Когда музыка прекратилась, Софья Осиповна вытерла слезы и сердито произнесла:
— Так, сказал бедняк!
Потом она взглянула на лицо мальчика, оно было так ужасно, что даже здесь выделялось своим особым выражением.
— Что ты? Что с тобой? — вскрикнула Софья Осиповна и резко дернула его за руку. — Что ты, что с тобой, ведь мы идем мыться в баню.
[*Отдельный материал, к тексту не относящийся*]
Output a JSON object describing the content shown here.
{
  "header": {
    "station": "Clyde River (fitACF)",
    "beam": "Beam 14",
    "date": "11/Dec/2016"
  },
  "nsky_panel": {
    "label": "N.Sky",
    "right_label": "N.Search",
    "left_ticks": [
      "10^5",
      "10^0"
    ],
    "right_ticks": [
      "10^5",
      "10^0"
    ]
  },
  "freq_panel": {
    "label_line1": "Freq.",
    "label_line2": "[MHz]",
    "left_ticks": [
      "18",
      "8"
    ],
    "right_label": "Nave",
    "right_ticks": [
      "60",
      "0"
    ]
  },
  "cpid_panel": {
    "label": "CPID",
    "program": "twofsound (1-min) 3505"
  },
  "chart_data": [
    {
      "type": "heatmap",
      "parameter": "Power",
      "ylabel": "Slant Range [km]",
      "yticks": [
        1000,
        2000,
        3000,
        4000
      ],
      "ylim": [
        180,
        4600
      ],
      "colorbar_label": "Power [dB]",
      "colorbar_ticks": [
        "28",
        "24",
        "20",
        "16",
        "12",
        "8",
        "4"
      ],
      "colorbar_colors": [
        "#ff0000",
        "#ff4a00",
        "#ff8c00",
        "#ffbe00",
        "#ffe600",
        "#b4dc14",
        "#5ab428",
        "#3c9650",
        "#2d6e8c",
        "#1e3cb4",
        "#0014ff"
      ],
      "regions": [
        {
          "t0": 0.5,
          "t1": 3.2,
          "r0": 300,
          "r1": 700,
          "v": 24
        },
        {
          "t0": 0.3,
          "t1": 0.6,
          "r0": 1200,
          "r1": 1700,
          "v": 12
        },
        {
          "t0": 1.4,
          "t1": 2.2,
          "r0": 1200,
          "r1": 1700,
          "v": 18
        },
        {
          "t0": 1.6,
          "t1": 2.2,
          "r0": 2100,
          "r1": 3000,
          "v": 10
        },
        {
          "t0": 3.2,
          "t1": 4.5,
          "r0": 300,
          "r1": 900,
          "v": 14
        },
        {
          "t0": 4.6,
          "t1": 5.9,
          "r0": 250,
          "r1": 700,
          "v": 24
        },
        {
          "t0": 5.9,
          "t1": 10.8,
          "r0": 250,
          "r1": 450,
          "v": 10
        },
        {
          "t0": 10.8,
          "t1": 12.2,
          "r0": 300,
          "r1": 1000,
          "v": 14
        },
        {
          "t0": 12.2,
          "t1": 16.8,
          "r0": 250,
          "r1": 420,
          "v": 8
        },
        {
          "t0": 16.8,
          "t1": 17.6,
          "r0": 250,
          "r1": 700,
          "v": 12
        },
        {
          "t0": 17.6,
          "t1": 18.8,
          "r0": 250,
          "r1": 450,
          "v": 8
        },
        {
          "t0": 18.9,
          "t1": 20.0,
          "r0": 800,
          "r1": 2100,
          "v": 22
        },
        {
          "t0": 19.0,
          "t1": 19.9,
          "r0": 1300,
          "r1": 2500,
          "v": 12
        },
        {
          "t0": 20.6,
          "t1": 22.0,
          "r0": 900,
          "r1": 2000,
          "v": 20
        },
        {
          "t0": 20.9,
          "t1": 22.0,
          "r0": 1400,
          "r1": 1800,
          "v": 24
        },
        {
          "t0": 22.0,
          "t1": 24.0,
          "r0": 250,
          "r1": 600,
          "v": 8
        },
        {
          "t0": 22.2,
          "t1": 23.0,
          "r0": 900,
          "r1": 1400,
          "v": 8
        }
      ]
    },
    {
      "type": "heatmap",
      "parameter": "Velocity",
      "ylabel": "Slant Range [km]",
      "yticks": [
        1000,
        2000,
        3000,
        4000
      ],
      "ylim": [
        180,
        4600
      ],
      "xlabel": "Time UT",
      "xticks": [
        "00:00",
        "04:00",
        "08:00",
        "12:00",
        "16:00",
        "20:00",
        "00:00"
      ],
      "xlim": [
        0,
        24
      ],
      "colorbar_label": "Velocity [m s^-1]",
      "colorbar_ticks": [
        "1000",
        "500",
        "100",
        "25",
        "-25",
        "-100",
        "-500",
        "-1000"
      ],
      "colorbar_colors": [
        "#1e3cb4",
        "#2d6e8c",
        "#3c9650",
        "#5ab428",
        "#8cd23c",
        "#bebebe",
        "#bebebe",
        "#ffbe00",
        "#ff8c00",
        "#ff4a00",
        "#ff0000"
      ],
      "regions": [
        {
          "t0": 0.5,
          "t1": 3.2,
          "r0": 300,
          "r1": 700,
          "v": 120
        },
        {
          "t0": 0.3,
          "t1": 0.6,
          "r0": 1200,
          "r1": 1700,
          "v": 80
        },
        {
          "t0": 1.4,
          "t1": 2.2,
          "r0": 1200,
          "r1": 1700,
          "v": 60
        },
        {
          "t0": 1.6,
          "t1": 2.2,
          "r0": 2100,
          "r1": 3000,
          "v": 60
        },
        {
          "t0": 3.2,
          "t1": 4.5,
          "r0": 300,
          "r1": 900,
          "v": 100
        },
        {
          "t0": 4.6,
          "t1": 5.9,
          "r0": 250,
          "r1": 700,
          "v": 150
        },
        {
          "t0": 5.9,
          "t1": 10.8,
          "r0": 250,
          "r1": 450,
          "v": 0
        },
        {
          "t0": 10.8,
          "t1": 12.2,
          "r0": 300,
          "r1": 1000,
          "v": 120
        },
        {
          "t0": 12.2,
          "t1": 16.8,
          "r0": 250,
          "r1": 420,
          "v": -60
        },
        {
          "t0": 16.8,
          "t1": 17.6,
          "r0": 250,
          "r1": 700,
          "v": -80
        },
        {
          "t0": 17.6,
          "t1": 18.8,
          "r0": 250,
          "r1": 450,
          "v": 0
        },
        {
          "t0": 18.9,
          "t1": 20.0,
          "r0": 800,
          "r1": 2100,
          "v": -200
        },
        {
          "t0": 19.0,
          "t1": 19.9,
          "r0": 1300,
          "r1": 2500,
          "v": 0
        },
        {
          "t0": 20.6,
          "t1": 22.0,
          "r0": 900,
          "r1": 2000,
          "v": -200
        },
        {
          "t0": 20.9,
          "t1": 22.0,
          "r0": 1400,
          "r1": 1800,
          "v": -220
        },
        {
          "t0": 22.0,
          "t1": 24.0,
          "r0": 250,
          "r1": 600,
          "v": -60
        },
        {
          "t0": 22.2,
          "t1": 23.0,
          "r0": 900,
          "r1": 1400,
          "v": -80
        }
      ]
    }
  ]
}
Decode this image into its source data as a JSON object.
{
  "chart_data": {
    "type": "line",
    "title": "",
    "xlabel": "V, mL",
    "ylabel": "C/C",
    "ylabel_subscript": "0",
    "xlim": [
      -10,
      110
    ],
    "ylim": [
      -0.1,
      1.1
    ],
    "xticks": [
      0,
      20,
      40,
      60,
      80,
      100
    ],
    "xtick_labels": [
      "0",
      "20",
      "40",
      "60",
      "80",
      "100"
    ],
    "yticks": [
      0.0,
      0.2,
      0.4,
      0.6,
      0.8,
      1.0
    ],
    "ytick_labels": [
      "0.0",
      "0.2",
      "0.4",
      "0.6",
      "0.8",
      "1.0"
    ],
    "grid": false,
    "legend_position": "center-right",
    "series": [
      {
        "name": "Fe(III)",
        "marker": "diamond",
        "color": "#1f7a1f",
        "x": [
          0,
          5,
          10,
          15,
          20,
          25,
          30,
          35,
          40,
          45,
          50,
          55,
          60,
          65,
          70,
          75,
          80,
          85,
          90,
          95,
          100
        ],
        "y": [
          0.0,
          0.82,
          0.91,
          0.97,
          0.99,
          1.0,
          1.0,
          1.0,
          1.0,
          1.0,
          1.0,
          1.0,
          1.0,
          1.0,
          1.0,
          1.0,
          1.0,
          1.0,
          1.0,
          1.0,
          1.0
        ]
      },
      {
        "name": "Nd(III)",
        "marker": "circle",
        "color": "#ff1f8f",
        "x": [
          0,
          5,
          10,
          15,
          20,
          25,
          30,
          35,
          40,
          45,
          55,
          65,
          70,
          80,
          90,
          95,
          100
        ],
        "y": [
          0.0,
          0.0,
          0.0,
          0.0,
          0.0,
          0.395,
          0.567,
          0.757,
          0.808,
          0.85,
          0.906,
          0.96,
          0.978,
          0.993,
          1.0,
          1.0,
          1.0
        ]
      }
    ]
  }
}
Когда стали выкликать врачей-хирургов, она молчала, противилась ненавистной ей силе.
Рядом шла жена слесаря, и большеголовый жалкий младенец на ее руках всматривался в окружавшее беззлобным и задумчивым взглядом. Эта жена слесаря ночью в вагоне украла для своего ребенка у одной женщины горсточку сахара. Пострадавшая оказалась совсем слабой. За нее вступился старик по фамилии Лапидус, возле которого никто не хотел сидеть, так как он много мочился под себя.
И вот теперь Дебора, жена слесаря, задумавшись, шла, держа ребенка на руках. И ребенок, день и ночь кричавший, молчал. Печальные темные глаза женщины делали незаметным уродство ее грязного лица, ее бледных, мягких губ.
«Матерь Божья», — подумала Софья Осиповна.
Когда-то, года за два до войны, она глядела, как восходящее из-за тянь-шаньских сосен солнце освещает снеговые белки, а озеро лежит в сумерке, словно бы выточенное из одной сгущенной до каменной плотности синевы; тогда она подумала, что нет в мире человека, который не позавидовал бы ей, и тут же с обжегшей ее пятидесятилетнее сердце силой ощутила, что все бы отдала, если б где-нибудь в нищей, темной комнате с низким потолком ее обняли бы руки ребенка.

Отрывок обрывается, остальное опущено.